まとめ:AI関連株は業績を見極めて投資しよう

AI技術はさまざまなセグメントで活用されているため、AI関連株も数多くの種類があります。以下のようなポイントを押さえつつ、業績を見極めたうえで銘柄を吟味することを心がけましょう。

・ビジネス基盤の強さ、ビジネスモデルにどれだけ堀(MOAT)があるか確認しよう
AI技術そのものは古くから研究されているものの、産業への本格的な導入は歴史が浅いと言えます。まだまだ大手IT企業の本格的な参入も顕著ではありませんが、市場の成熟に伴い、大手企業が参入する可能性はますます高まるでしょう。
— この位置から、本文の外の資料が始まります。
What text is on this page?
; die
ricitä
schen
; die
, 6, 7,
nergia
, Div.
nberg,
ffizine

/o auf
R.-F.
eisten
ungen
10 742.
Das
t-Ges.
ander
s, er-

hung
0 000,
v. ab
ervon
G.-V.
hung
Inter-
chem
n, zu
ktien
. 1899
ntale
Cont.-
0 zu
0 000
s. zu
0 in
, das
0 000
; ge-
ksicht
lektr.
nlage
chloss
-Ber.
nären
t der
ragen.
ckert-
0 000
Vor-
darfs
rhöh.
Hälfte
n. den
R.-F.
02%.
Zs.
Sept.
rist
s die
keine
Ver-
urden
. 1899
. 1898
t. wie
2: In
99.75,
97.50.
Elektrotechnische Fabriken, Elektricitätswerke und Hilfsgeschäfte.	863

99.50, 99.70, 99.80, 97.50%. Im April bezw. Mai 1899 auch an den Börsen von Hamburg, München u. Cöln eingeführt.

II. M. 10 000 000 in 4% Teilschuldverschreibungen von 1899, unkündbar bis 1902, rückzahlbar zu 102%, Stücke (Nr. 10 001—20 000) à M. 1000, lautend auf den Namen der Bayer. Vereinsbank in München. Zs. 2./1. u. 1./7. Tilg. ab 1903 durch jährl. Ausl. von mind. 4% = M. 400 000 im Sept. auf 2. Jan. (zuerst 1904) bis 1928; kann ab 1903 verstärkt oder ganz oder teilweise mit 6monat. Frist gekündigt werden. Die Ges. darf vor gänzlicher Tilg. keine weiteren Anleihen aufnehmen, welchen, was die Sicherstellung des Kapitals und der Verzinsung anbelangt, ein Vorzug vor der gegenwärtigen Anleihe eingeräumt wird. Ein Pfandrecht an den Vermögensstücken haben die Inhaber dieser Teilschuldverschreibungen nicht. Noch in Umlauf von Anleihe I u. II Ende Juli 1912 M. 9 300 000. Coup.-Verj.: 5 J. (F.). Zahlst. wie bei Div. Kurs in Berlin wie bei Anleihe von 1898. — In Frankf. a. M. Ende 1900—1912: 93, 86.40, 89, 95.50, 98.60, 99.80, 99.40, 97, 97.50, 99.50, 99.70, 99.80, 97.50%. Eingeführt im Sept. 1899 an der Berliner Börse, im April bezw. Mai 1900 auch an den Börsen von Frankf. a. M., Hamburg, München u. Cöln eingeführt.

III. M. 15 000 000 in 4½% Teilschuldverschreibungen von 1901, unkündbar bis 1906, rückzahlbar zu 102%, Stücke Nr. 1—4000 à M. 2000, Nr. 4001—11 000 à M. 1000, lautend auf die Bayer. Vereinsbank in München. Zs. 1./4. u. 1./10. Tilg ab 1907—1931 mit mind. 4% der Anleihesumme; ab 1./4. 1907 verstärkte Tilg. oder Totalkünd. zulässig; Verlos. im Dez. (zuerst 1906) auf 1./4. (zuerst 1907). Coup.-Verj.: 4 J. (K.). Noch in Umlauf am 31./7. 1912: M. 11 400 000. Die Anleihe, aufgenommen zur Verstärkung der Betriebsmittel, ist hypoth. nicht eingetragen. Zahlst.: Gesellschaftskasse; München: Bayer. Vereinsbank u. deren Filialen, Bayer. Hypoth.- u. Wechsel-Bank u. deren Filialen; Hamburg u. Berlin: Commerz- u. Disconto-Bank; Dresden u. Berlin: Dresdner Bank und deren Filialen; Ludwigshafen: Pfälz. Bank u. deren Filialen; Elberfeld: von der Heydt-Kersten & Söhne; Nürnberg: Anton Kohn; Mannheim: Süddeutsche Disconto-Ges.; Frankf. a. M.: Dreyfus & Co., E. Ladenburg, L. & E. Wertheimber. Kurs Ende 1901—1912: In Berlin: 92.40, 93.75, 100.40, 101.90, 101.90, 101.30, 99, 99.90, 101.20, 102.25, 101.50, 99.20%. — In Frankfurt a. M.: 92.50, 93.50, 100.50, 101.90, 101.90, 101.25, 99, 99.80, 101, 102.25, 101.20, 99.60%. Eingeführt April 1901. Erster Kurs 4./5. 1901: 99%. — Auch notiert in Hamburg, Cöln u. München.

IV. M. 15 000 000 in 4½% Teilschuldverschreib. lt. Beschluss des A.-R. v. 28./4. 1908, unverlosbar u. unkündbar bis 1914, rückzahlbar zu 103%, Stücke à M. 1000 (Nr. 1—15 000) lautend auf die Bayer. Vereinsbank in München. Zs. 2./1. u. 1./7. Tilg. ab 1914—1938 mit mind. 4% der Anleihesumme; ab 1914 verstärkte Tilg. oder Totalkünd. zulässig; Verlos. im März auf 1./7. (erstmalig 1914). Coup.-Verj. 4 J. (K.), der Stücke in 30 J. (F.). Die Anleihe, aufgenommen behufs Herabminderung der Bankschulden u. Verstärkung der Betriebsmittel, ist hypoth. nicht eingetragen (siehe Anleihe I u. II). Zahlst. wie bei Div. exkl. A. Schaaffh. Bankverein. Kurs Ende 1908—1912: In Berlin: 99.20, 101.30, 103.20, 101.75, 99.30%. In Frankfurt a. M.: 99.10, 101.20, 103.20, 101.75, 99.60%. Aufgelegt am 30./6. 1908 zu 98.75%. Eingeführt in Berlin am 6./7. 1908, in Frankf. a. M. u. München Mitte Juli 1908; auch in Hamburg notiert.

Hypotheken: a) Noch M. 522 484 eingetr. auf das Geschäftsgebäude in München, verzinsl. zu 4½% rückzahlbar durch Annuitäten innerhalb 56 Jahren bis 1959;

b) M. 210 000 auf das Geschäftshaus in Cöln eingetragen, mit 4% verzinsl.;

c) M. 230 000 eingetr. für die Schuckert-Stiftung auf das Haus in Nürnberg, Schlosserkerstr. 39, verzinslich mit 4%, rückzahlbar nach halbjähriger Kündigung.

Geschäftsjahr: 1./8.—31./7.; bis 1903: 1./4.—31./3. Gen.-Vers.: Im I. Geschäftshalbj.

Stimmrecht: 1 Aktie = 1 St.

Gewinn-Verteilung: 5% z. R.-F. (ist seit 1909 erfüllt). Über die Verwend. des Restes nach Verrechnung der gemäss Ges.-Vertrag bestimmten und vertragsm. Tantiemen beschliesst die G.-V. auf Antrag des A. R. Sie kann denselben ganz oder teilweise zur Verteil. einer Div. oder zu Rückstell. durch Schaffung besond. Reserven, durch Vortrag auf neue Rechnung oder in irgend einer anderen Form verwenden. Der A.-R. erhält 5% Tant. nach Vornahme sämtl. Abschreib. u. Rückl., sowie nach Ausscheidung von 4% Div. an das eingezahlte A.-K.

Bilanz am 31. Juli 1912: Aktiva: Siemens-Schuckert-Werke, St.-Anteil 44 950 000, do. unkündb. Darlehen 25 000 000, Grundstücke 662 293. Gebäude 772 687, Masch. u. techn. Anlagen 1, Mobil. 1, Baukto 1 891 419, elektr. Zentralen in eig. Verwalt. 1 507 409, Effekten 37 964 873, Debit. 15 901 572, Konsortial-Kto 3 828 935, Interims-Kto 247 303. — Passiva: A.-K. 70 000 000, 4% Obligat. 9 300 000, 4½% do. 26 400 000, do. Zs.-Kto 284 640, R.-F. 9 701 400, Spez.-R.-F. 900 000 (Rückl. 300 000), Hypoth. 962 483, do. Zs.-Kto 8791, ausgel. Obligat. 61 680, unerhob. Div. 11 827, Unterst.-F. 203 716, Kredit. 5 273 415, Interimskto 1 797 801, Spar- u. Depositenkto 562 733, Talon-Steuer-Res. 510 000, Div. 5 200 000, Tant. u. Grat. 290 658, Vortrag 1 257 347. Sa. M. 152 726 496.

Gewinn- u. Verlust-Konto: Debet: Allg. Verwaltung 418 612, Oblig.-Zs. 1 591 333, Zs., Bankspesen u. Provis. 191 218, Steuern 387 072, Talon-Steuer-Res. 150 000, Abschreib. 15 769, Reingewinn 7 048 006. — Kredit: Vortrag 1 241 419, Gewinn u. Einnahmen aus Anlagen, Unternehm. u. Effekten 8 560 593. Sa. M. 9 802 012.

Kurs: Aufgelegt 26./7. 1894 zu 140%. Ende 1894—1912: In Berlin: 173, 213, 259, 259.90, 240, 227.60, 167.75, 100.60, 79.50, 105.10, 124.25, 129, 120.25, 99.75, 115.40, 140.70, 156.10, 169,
その際、参入障壁の低いサービスを提供しているAI関連株の場合、業績に大きな影響を及ぼしてしまう恐れがあります。

複数のセグメントでの導入実績や、大手企業との取引事例など、先行者利益を充分に確保することが見込めるか。強固なビジネス基盤や競合優位性にもとづく参入障壁、つまり“堀”を築けているかを確認しておくとよいでしょう。

・業績の先行指標となるユーザー数やチャーンレートなどのKPIを確認しよう
業績の成長は現在だけでなく、将来の見込みも合わせて確認する必要があります。業績を見極める際のポイントとして、ユーザー数やチャーンレート(解約数)の推移や事業計画に対する進捗状況などのKPI(重要業績評価指標)を重視することをおすすめします。

・市場に左右されず良い銘柄に投資して成長を待つスタンスが求められる
企業の成長には時間が必要となるため、その間には市況によって業績と無関係に株価の下落が生じることもありますが、有望銘柄を取得しじっくりと成長を待つことが重要です。

・市場評価(PER)が高く、業績成長が追いついて伸びてこない可能性がある
PERの高い銘柄は投資家から高い成長性が期待されているため、成長が鈍化した場合などは株価が足踏みしたり下落に転じる恐れがあります。またAI関連株を選ぶ場合、投資先企業の業績だけでなく、AI技術の発展や市場規模の拡大などを合わせてチェックしていくようにしましょう。